積読日記
Sat, 14 Jewel-Lye 2007 [長年日記]
■ [book] 漢字三昧, 阿辻哲次 (著), 光文社新書
マニアックな漢字がこれでもかと出てくる本かと思ったら違った. 日本だけではなく中国での漢字事情も紹介し, 漢字に対する向き合い方を考えましょうと締めくくっている.
文化大革命というと, 大地の子で描かれていたような思想統制による社会混乱くらいの認識しかなかったが, 簡体字を策定し識字率を上げる動きもあったとのこと.
常用漢字が 1945 字で, 漢字検定準一級が 3000 字を, 一級が 6000 字を対象にしている中で, 漢和辞典の類には 5 万字や 8 万字もの大量の漢字が収録されている. このほとんど使われないであろう漢字がどういった素性なのかということを紹介している.
漢字の作られ方は, 小学校で習うようにその対象の形から作られるのは勿論だが, それ以外にも三種類の方法があり, 合計で四種類になるという.
現在では漢和辞典の検索方法として, 部首や総画数から引く方法が一般的だが, 昔は部首数がもっと多かったり, 編者の独創的な感性で分類されており検索が困難だったとのこと. また現在でも部首の分類は揺れている.
最後に異体字 (同じ漢字を異なる字で書くこと) の問題点を挙げている.
今はコンピュータで容易に漢字が出せるので特に異体字に気をつけつつ使い方を考えんといかん.

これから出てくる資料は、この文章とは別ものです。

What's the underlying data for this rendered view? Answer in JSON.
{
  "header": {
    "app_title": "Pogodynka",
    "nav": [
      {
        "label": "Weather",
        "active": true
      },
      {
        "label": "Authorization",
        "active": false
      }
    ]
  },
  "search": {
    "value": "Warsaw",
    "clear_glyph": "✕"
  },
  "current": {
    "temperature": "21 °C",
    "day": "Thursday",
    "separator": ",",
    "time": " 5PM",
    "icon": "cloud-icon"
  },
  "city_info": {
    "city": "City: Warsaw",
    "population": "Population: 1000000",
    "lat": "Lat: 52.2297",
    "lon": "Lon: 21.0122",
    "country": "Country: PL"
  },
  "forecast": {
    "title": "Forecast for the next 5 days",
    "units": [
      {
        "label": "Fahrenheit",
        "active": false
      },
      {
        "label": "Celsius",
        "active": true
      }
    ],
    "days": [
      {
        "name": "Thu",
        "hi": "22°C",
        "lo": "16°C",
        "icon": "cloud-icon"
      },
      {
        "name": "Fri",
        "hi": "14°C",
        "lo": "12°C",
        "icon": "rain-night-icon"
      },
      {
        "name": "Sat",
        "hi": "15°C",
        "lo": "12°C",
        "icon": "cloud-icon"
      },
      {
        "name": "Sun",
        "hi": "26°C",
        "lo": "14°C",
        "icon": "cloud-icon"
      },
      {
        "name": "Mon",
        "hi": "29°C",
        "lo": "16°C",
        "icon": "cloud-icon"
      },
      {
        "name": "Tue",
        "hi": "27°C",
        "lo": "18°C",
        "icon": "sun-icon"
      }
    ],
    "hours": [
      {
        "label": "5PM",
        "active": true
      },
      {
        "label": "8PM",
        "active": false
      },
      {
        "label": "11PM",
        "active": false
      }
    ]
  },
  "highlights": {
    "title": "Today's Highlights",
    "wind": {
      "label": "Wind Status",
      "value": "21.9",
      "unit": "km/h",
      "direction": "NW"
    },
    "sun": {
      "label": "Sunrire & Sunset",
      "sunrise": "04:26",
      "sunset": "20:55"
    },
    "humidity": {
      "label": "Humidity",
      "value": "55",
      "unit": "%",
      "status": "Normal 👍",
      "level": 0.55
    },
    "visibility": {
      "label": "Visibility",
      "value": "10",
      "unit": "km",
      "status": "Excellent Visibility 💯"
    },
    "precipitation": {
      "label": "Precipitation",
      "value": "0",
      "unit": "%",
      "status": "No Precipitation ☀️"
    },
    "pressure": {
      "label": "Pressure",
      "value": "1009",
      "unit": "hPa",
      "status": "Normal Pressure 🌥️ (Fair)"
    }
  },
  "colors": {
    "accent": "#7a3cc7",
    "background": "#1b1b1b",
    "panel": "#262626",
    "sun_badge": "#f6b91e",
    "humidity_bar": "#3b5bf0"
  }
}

■ [programming] コレクションのベストプラクティス
MSDN Magazine August 2007 の記事を読んだ. .NET のコレクションとの付き合い方の解説記事. できるだけ .NET にあるものを使い, やむない場合はまずは既存のコレクションをカスタムすることで何とかできないか考えるという, 何でも自分で作りたがる欲を抑制してくれる記事になっている. また, .NET 2.0 から利用できるようになっている generics (C++ の template に近いがちょっと違う) の利用も推奨されている. generics の利点として, generics を利用しない場合に発生する cast が遅いことを強調しているように読めたが, generics はコンパイル時に型が保証されていて, 実行時に型を間違えた例外が発生しないことこそ真骨頂のはず.
ともあれ, 普段は実行速度が必要とされて, 抽象度の高い世界でコードを書く機会が少ないのでこういった記事を読むだけでも楽しい.